Yemeni army forces and allied popular committees have, in retaliatory attacks, fired rockets at Saudi forces in central Yemen.
According to local media reports on Wednesday, the Yemeni forces fired Katyusha rockets at Saudi forces in the area of Sahn al-Jin in the oil-rich Yemeni province of Ma’rib, 250 kilometers (150 miles) east of the capital, Sana'a.
A number of Saudi military vehicles were reportedly destroyed and some other items of military equipment were damaged in the Yemeni retaliatory attacks against Saudi positions.
The Yemeni forces also fired rockets at a number of Saudi military bases in the southwest of the kingdom.
Reports said early on Wednesday that Saudi warplanes bombarded the Yemeni capital as many as 25 times.
According to the reports, the Saudi fighters targeted the area of al-Nahzeh in the capital, killing four civilians and injuring seven others. At least four other people also sustained injuries in the Saudi airstrikes in the capital’s area of Jamalan. Saudi fighter jets also pounded the area of al-Hadeh.
In a separate development, the Saudi fighter jets also pounded the northwestern Yemeni province of Sa’ada, targeting a hospital and a residential area in the district of Dhaher.
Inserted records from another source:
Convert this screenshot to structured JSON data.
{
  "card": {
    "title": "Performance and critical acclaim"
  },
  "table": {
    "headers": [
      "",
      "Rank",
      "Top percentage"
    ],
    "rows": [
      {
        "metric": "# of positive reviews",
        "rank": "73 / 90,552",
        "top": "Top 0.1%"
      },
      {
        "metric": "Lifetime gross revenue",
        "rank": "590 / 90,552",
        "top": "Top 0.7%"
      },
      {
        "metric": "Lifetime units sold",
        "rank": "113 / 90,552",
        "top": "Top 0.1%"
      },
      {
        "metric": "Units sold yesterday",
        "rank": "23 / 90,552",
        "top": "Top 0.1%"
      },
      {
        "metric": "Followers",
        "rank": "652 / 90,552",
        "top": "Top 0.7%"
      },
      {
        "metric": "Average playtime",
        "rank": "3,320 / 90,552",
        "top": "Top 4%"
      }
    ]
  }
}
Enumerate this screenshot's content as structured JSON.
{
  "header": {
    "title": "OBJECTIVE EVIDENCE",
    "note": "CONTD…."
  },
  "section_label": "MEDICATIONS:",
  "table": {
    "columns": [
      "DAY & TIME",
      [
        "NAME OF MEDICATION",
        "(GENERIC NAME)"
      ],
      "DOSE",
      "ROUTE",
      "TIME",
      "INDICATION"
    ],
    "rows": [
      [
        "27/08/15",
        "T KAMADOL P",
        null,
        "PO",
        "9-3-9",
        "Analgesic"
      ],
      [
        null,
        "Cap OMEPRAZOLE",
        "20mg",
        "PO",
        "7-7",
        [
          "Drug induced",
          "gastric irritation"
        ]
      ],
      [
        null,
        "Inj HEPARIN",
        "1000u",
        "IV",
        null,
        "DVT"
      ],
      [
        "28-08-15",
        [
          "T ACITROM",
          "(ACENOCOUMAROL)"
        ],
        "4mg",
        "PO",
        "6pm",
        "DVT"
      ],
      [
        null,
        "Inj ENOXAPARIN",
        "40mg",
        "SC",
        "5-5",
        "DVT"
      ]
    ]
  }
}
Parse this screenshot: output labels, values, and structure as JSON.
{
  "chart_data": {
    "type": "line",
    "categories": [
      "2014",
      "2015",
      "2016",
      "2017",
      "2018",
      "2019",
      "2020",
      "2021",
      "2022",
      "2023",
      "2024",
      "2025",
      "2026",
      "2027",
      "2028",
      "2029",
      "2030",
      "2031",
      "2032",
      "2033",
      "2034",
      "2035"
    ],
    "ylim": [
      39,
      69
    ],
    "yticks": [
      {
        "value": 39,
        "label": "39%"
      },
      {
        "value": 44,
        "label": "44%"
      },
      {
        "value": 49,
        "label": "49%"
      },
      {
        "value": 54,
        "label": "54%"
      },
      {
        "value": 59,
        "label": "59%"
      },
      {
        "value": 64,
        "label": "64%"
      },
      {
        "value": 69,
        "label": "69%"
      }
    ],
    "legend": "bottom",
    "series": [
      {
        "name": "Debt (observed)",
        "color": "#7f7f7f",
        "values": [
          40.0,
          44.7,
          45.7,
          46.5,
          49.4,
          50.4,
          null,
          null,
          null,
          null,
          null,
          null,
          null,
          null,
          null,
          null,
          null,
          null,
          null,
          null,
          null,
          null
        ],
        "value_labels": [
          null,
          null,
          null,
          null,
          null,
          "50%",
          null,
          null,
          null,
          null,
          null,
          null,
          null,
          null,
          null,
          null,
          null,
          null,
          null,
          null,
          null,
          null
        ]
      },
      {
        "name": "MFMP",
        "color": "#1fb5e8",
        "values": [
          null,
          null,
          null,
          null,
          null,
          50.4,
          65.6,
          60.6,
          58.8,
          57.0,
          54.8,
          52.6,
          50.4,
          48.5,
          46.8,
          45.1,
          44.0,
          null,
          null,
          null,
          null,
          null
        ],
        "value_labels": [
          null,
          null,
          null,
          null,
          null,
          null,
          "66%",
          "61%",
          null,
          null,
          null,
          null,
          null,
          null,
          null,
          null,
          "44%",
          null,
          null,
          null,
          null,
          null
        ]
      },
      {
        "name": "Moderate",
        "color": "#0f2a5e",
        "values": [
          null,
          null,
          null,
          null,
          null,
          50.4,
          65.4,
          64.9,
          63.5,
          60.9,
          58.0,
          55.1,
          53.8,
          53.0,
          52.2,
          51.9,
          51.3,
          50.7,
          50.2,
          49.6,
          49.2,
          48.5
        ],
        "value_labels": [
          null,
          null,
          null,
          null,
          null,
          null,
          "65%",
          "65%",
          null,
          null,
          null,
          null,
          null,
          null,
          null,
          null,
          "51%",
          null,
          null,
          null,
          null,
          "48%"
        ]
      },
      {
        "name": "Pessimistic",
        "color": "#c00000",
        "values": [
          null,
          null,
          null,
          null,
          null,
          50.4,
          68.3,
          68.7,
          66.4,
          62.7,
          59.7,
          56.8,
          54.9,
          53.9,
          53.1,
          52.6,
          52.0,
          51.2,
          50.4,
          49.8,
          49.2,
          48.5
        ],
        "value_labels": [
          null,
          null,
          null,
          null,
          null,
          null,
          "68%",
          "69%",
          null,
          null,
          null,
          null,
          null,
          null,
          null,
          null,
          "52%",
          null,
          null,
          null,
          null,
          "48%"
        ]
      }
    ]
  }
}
The Saudi warplanes also launched several airstrikes on a school in the district of Haydan in Sa’ada. There has been no immediate report of possible casualties.
On Tuesday, an attack carried out by the Yemeni forces targeted Saudi Arabia's Khojrah military site in the kingdom’s southwestern border region of Jizan, killing and wounding a number of Saudi soldiers.
The Yemeni attacks have been launched in retaliation against the deadly Saudi aggression against several areas in Yemen.
On March 26, Saudi Arabia began its aggression against Yemen – without a UN mandate – in a bid to undermine the Houthi Ansarullah movement and restore power to the country's fugitive former president, Abd Rabbuh Mansur Hadi, a staunch ally of Riyadh.
The conflict has so far left about 4,500 people dead and thousands of others wounded, the UN says. Local Yemeni sources, however, say the fatality figure is much higher.